Zupełnie przypadkowo odkryłam, że jest to jeden z zapachów mojego dzieciństwa, musiał być niezwykle popularny na początku lat 90., bo pamiętam go bardzo dobrze, co więcej, jestem w stanie skojarzyć go z konkretnymi sytuacjami i osobami. Za każdym razem, kiedy czuję te perfumy, odbywam automatyczną podróż w czasie - w tym kontekście nazwa tych perfum wydaje się być wyjątkowo dobrze dobrana, są one jak ucieczka do czasów beztroski, zabawy i (świętego) spokoju.

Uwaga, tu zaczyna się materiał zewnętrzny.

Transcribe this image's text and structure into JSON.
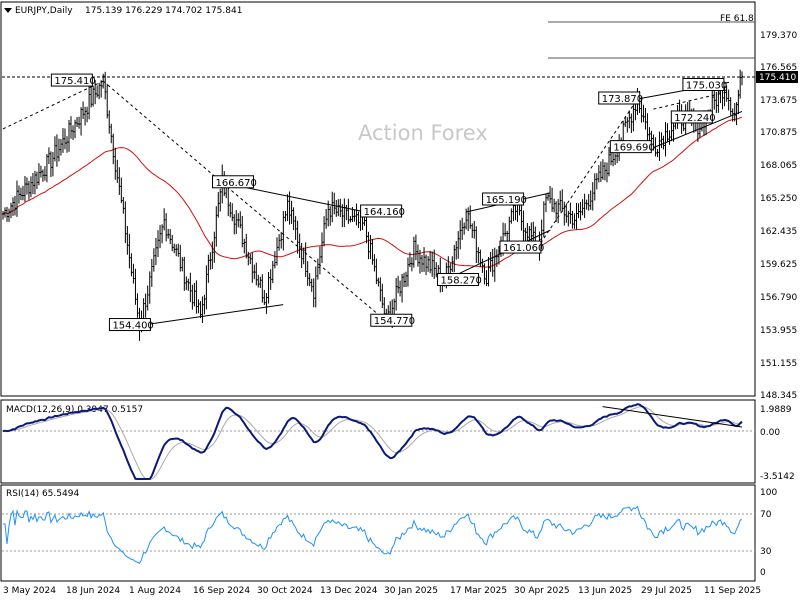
{
  "header": {
    "symbol": "EURJPY,Daily",
    "ohlc": "175.139 176.229 174.702 175.841"
  },
  "watermark": "Action Forex",
  "chart_data": {
    "type": "candlestick",
    "y_ticks": [
      "179.370",
      "176.565",
      "173.675",
      "170.875",
      "168.065",
      "165.250",
      "162.435",
      "159.625",
      "156.790",
      "153.955",
      "151.155",
      "148.345"
    ],
    "ylim": [
      148.345,
      179.37
    ],
    "current_price": "175.410",
    "fe_label": "FE 61.8",
    "x_ticks": [
      "3 May 2024",
      "18 Jun 2024",
      "1 Aug 2024",
      "16 Sep 2024",
      "30 Oct 2024",
      "13 Dec 2024",
      "30 Jan 2025",
      "17 Mar 2025",
      "30 Apr 2025",
      "13 Jun 2025",
      "29 Jul 2025",
      "11 Sep 2025"
    ],
    "price_labels": [
      "175.410",
      "154.400",
      "166.670",
      "164.160",
      "154.770",
      "158.270",
      "165.190",
      "161.060",
      "173.870",
      "169.690",
      "172.240",
      "175.030"
    ],
    "key_prices": [
      {
        "date": "2024-05-03",
        "price": 164.0
      },
      {
        "date": "2024-06-05",
        "price": 168.6
      },
      {
        "date": "2024-07-11",
        "price": 175.41
      },
      {
        "date": "2024-08-05",
        "price": 154.4
      },
      {
        "date": "2024-08-22",
        "price": 163.4
      },
      {
        "date": "2024-09-16",
        "price": 155.2
      },
      {
        "date": "2024-10-01",
        "price": 166.67
      },
      {
        "date": "2024-10-30",
        "price": 156.9
      },
      {
        "date": "2024-11-15",
        "price": 164.7
      },
      {
        "date": "2024-12-03",
        "price": 157.5
      },
      {
        "date": "2024-12-13",
        "price": 164.5
      },
      {
        "date": "2025-01-07",
        "price": 162.9
      },
      {
        "date": "2025-01-22",
        "price": 154.77
      },
      {
        "date": "2025-02-10",
        "price": 160.9
      },
      {
        "date": "2025-03-03",
        "price": 158.27
      },
      {
        "date": "2025-03-18",
        "price": 164.16
      },
      {
        "date": "2025-04-01",
        "price": 158.6
      },
      {
        "date": "2025-04-21",
        "price": 164.4
      },
      {
        "date": "2025-05-06",
        "price": 161.06
      },
      {
        "date": "2025-05-12",
        "price": 165.19
      },
      {
        "date": "2025-06-02",
        "price": 163.5
      },
      {
        "date": "2025-06-30",
        "price": 169.69
      },
      {
        "date": "2025-07-14",
        "price": 173.87
      },
      {
        "date": "2025-07-25",
        "price": 169.69
      },
      {
        "date": "2025-08-12",
        "price": 172.24
      },
      {
        "date": "2025-08-26",
        "price": 171.6
      },
      {
        "date": "2025-09-12",
        "price": 175.03
      },
      {
        "date": "2025-09-19",
        "price": 172.5
      },
      {
        "date": "2025-09-24",
        "price": 175.84
      }
    ],
    "macd": {
      "title": "MACD(12,26,9) 0.3947 0.5157",
      "y_ticks": [
        "1.9889",
        "0.00",
        "-3.5142"
      ],
      "ylim": [
        -3.5142,
        1.9889
      ]
    },
    "rsi": {
      "title": "RSI(14) 65.5494",
      "y_ticks": [
        "100",
        "70",
        "30",
        "0"
      ],
      "ylim": [
        0,
        100
      ],
      "levels": [
        70,
        30
      ]
    }
  }
}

Escape kojarzą mi się pozytywnie, nie wywołują żadnych negatywnych reakcji, nie ma nawet znaczenia fakt, że nie do końca prezentują ten typ, który w perfumach lubię.

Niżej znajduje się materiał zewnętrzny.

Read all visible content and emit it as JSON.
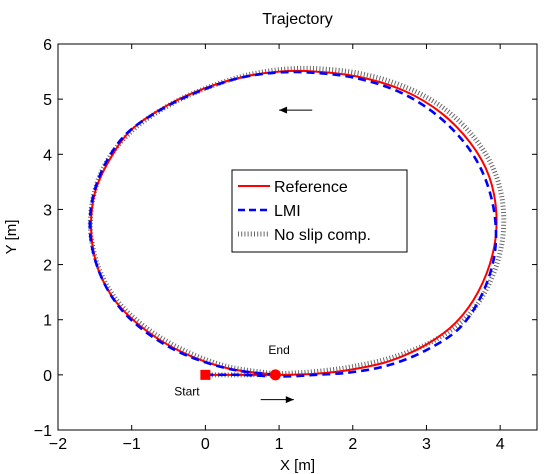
{
  "chart_data": {
    "type": "line",
    "title": "Trajectory",
    "xlabel": "X [m]",
    "ylabel": "Y [m]",
    "xlim": [
      -2,
      4.5
    ],
    "ylim": [
      -1,
      6
    ],
    "xticks": [
      -2,
      -1,
      0,
      1,
      2,
      3,
      4
    ],
    "yticks": [
      -1,
      0,
      1,
      2,
      3,
      4,
      5,
      6
    ],
    "xtick_labels": [
      "−2",
      "−1",
      "0",
      "1",
      "2",
      "3",
      "4"
    ],
    "ytick_labels": [
      "−1",
      "0",
      "1",
      "2",
      "3",
      "4",
      "5",
      "6"
    ],
    "grid": false,
    "legend_position": "center",
    "series": [
      {
        "name": "Reference",
        "color": "#ff0000",
        "style": "solid",
        "x": [
          0,
          0.5,
          1,
          1.5,
          2,
          2.5,
          3,
          3.4,
          3.7,
          3.9,
          3.95,
          3.85,
          3.6,
          3.2,
          2.7,
          2.1,
          1.5,
          1,
          0.5,
          0,
          -0.5,
          -1,
          -1.3,
          -1.5,
          -1.55,
          -1.45,
          -1.2,
          -0.8,
          -0.3,
          0.3,
          0.95
        ],
        "y": [
          0,
          0,
          0,
          0.02,
          0.1,
          0.25,
          0.55,
          0.95,
          1.5,
          2.2,
          2.9,
          3.6,
          4.2,
          4.75,
          5.15,
          5.4,
          5.5,
          5.5,
          5.4,
          5.2,
          4.9,
          4.45,
          3.9,
          3.3,
          2.6,
          1.9,
          1.3,
          0.8,
          0.4,
          0.12,
          0
        ]
      },
      {
        "name": "LMI",
        "color": "#0000ff",
        "style": "dashed",
        "x": [
          0,
          0.5,
          1,
          1.5,
          2,
          2.5,
          3,
          3.45,
          3.75,
          3.92,
          3.93,
          3.8,
          3.55,
          3.15,
          2.65,
          2.05,
          1.45,
          0.95,
          0.45,
          -0.05,
          -0.55,
          -1.05,
          -1.35,
          -1.53,
          -1.56,
          -1.42,
          -1.15,
          -0.75,
          -0.25,
          0.35,
          0.95
        ],
        "y": [
          0,
          0,
          -0.03,
          0.0,
          0.05,
          0.18,
          0.45,
          0.85,
          1.45,
          2.15,
          2.85,
          3.55,
          4.15,
          4.7,
          5.12,
          5.38,
          5.48,
          5.48,
          5.38,
          5.16,
          4.85,
          4.4,
          3.85,
          3.2,
          2.5,
          1.8,
          1.2,
          0.72,
          0.35,
          0.1,
          0
        ]
      },
      {
        "name": "No slip comp.",
        "color": "#000000",
        "style": "dotted",
        "x": [
          0,
          0.5,
          1,
          1.5,
          2,
          2.55,
          3.1,
          3.55,
          3.85,
          4.02,
          4.04,
          3.92,
          3.65,
          3.25,
          2.75,
          2.15,
          1.55,
          1.05,
          0.55,
          0.05,
          -0.45,
          -0.95,
          -1.3,
          -1.5,
          -1.56,
          -1.45,
          -1.2,
          -0.8,
          -0.3,
          0.3,
          0.95
        ],
        "y": [
          0,
          0,
          0.02,
          0.06,
          0.15,
          0.32,
          0.62,
          1.05,
          1.65,
          2.35,
          3.05,
          3.7,
          4.3,
          4.82,
          5.2,
          5.45,
          5.55,
          5.54,
          5.43,
          5.22,
          4.92,
          4.48,
          3.95,
          3.35,
          2.65,
          1.95,
          1.35,
          0.85,
          0.45,
          0.15,
          0.02
        ]
      }
    ],
    "markers": [
      {
        "name": "start-marker",
        "shape": "square",
        "color": "#ff0000",
        "x": 0,
        "y": 0
      },
      {
        "name": "end-marker",
        "shape": "circle",
        "color": "#ff0000",
        "x": 0.95,
        "y": 0
      }
    ],
    "annotations": [
      {
        "name": "start-label",
        "text": "Start",
        "x": -0.25,
        "y": -0.37
      },
      {
        "name": "end-label",
        "text": "End",
        "x": 1.0,
        "y": 0.38
      }
    ],
    "arrows": [
      {
        "name": "arrow-top",
        "x_from": 1.45,
        "x_to": 1.0,
        "y": 4.8
      },
      {
        "name": "arrow-bottom",
        "x_from": 0.75,
        "x_to": 1.2,
        "y": -0.45
      }
    ]
  }
}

Odbieram Escape jako kompozycję wiosenno-letnią, choć biorąc pod uwagę piramidę nut oraz rok, w którym powstały, są wręcz predystynowane do tego, żeby wywoływać ból głowy u co wrażliwszych osób.
Sama kompozycja jest dość złożona, obok słodkich, ale wodnistych, owocowych nut, wśród których dominują melon, brzoskwinia i liczi można z łatwością wykryć element kwiatowy z rumiankiem i nagietkiem na czele oraz ostrzejszy akcent przyprawowy (kolendra, goździka niestety jak dotąd nie uświadczyłam), który wygasa zupełnie po jakichś dwóch godzinach.

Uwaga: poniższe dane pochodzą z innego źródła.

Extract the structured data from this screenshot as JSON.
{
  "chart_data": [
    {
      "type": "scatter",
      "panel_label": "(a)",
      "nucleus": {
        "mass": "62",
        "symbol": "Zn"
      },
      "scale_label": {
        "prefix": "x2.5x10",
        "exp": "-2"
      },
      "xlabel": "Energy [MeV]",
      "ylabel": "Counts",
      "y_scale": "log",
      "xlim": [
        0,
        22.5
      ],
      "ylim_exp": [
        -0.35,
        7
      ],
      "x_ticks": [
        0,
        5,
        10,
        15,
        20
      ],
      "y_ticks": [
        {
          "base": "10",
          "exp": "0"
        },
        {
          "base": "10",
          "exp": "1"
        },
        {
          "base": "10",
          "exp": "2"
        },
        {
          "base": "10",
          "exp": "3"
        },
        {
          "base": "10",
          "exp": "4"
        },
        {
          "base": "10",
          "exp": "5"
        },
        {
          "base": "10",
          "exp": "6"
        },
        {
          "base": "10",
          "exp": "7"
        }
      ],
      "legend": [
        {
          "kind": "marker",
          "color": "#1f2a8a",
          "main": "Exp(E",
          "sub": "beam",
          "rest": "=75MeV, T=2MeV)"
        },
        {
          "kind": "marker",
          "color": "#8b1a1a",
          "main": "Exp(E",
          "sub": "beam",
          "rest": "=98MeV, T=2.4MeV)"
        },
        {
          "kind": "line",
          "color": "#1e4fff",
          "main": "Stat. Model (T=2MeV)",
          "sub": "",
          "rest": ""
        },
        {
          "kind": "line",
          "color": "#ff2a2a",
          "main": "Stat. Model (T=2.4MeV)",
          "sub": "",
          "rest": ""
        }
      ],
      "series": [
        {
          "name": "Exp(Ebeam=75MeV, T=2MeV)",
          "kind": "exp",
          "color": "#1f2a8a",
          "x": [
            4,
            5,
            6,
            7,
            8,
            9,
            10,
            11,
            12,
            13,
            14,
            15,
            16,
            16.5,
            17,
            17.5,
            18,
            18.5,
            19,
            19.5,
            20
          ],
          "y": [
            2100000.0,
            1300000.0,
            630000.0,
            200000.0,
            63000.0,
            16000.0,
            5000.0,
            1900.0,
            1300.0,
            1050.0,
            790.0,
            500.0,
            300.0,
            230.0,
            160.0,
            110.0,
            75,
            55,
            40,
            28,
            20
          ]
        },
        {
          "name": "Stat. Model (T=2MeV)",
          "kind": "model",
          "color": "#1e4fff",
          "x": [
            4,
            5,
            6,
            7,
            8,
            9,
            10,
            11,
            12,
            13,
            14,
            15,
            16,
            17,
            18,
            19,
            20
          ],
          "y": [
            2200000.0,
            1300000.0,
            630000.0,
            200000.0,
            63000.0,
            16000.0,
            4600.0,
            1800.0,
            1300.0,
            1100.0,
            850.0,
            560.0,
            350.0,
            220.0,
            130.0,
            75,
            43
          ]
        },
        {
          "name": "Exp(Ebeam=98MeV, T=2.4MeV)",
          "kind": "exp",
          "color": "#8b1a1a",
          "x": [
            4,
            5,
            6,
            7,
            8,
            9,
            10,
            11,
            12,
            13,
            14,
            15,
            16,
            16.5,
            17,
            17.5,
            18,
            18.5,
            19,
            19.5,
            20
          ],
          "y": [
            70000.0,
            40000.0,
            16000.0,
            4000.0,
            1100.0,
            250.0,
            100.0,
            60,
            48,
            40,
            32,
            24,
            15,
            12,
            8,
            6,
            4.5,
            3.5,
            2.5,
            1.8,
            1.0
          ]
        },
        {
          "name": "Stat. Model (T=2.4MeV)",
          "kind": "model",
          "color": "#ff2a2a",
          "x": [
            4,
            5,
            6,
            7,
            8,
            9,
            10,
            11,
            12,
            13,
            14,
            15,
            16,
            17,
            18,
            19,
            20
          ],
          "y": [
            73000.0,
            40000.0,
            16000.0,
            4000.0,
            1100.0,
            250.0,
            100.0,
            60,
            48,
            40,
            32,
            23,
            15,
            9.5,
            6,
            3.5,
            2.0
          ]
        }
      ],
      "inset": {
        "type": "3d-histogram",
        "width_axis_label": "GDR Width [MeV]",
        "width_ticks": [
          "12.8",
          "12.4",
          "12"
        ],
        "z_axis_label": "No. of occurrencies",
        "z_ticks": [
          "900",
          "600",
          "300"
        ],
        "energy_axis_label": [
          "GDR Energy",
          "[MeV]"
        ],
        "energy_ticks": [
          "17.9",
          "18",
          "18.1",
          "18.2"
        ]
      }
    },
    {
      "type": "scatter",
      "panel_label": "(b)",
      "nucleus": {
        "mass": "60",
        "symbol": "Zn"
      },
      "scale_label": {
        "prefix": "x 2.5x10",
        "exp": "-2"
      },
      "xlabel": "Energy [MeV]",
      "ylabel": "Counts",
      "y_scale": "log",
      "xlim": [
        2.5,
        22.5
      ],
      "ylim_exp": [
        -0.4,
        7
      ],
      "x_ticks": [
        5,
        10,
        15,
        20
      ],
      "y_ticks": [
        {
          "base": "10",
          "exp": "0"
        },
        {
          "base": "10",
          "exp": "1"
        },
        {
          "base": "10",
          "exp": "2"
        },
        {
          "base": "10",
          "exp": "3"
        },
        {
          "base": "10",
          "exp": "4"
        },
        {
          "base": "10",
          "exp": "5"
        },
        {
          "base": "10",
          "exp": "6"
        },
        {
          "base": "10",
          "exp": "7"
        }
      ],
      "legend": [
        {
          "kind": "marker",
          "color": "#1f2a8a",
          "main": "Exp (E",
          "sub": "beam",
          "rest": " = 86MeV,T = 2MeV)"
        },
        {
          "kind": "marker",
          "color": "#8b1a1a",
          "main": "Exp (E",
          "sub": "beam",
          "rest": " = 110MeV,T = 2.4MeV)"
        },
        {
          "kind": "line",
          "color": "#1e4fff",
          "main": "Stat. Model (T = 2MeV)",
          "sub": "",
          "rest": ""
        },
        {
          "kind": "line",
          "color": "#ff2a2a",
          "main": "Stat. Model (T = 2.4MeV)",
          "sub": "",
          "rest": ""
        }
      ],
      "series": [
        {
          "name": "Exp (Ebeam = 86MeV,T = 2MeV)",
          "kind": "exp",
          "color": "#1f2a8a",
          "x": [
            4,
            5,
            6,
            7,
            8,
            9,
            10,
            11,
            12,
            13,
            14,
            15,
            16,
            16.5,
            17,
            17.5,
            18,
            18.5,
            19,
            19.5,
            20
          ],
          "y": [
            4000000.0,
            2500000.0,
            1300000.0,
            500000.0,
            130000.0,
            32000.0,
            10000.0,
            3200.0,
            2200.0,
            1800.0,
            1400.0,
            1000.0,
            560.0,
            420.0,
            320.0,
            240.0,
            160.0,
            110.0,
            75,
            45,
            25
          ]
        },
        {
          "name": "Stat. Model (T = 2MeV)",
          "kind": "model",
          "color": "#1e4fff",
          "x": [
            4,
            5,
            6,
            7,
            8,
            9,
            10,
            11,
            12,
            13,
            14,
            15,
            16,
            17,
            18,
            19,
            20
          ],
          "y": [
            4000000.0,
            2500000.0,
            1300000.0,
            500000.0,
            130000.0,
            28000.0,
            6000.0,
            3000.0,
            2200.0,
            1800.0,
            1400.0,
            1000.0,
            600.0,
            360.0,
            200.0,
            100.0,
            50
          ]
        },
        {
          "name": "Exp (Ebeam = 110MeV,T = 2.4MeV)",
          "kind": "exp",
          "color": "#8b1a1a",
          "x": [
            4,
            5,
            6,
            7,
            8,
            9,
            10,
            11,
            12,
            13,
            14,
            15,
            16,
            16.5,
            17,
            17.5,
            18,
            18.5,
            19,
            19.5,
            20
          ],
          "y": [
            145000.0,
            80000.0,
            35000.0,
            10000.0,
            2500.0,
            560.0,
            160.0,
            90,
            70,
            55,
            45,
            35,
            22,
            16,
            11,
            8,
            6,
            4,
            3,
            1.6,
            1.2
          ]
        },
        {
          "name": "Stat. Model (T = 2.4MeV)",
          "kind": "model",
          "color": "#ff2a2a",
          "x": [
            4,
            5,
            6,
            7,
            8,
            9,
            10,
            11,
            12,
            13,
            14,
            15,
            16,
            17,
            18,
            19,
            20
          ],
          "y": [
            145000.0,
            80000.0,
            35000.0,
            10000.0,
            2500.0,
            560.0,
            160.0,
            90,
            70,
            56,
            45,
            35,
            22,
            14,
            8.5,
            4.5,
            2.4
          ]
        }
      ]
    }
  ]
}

Baza, choć ciepła i miękka, nie jest słodka, raczej klasyczna, dojrzała, z dominującym piżmem i odrobiną pokrytego mchem drewna.
Trwałość bardzo dobra, oscylująca w granicach 8-9 godzin, moc typowa dla przedstawicieli lat 90.
Póki co urządzam sobie wspominki dzięki próbce, którą posiadam, choć nie pogardziłabym większą ilością, bo bardzo lubię podróże w czasie.
Używam tego produktu od: 08.2014 r.
Ilość zużytych opakowań: Próbka 2 ml.